Todavia, ele não apareceu no ferryboat das sete nem no seguinte, pelo que Alexandra voltou a ligar para a residencial de Manhattan.

Entretanto, começava a invadi-la uma sensação de catástrofe. O marido sofrera um acidente, encontrava -se num hospital, enfermo ou morto. Se não tivesse havido aquela confusão com Eva… Existia a esperança de ele ter chegado a Cedar Hill à hora combinada e, não a vendo, voltado a sair. Contudo, ficavam vários pormenores por explicar. Se tal acontecesse, deixaria um bilhete. Também podia ter surpreendido ladrões e sido atacado ou raptado. Alexandra tornou a percorrer a casa, em busca de um indício, ainda que insignificante. Em seguida, dirigiu-se ao molhe, onde viu o Corsair ancorado.

Telefonou de novo à Polícia, e desta vez foi atendida pelo tenente Philip Ingram, que rendera o sargento no turno da manhã.
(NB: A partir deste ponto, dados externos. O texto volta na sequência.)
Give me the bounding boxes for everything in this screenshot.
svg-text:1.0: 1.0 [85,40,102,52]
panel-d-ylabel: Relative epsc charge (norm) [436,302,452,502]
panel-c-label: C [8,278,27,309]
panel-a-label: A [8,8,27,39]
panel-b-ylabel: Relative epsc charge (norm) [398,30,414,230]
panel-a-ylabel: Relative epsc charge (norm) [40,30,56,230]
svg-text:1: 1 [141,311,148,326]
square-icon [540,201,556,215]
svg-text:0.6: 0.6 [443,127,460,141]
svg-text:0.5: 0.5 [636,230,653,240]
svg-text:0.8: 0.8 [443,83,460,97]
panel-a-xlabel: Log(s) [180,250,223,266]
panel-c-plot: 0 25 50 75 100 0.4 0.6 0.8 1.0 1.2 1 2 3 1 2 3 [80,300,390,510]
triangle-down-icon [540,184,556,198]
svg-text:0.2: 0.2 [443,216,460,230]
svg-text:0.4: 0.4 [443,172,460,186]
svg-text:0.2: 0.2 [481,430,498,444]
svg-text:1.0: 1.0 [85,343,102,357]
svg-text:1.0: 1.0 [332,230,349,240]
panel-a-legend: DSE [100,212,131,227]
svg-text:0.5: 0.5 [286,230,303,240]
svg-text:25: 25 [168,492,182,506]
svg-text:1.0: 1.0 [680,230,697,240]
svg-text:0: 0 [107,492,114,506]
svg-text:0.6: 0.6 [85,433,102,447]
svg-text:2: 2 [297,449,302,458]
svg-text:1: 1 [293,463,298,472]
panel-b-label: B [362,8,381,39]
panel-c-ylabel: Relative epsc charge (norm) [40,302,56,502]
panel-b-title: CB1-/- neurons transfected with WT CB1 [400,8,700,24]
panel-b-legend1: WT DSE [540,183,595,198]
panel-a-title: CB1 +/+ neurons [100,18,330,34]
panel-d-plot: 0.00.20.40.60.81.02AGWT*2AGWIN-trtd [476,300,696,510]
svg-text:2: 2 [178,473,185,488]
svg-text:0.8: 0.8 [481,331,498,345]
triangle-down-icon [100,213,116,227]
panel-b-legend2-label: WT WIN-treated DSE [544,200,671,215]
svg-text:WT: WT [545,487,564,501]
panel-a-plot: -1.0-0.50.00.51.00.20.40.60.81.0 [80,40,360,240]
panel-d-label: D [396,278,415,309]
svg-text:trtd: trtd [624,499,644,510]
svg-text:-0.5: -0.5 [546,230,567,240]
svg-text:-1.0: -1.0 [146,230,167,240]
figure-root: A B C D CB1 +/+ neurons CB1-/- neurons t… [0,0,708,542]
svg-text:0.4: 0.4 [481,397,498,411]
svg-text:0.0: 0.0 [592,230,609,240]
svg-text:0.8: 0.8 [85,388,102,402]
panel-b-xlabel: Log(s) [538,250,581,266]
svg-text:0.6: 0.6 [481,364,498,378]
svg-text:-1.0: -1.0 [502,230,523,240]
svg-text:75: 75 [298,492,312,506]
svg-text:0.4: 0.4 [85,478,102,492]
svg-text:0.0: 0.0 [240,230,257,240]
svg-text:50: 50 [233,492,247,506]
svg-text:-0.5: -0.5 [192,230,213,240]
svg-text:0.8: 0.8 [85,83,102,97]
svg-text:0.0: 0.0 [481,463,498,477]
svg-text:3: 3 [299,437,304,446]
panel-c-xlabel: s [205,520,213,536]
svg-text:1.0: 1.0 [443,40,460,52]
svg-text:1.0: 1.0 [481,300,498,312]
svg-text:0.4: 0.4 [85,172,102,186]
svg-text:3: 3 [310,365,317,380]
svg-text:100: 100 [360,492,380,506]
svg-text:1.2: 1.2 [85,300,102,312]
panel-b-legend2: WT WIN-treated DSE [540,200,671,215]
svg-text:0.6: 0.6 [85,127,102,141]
Já se encontrava ao corrente de que George Mellis estivera ausente de casa toda a noite, pois o facto constituíra o tema principal dos comentários na esquadra, todos eles jocosos.

- Não há mesmo o mínimo sinal dele, Mistress Mellis? - perguntou para o bocal. - Está bem. Eu próprio irei aí.

Sabia que se limitaria a perder tempo, pois o marido decerto passara a noite entre os lençóis de alguma loura capitosa, mas “quando os Blackwell chamam, toda a gente acode imediatamente”.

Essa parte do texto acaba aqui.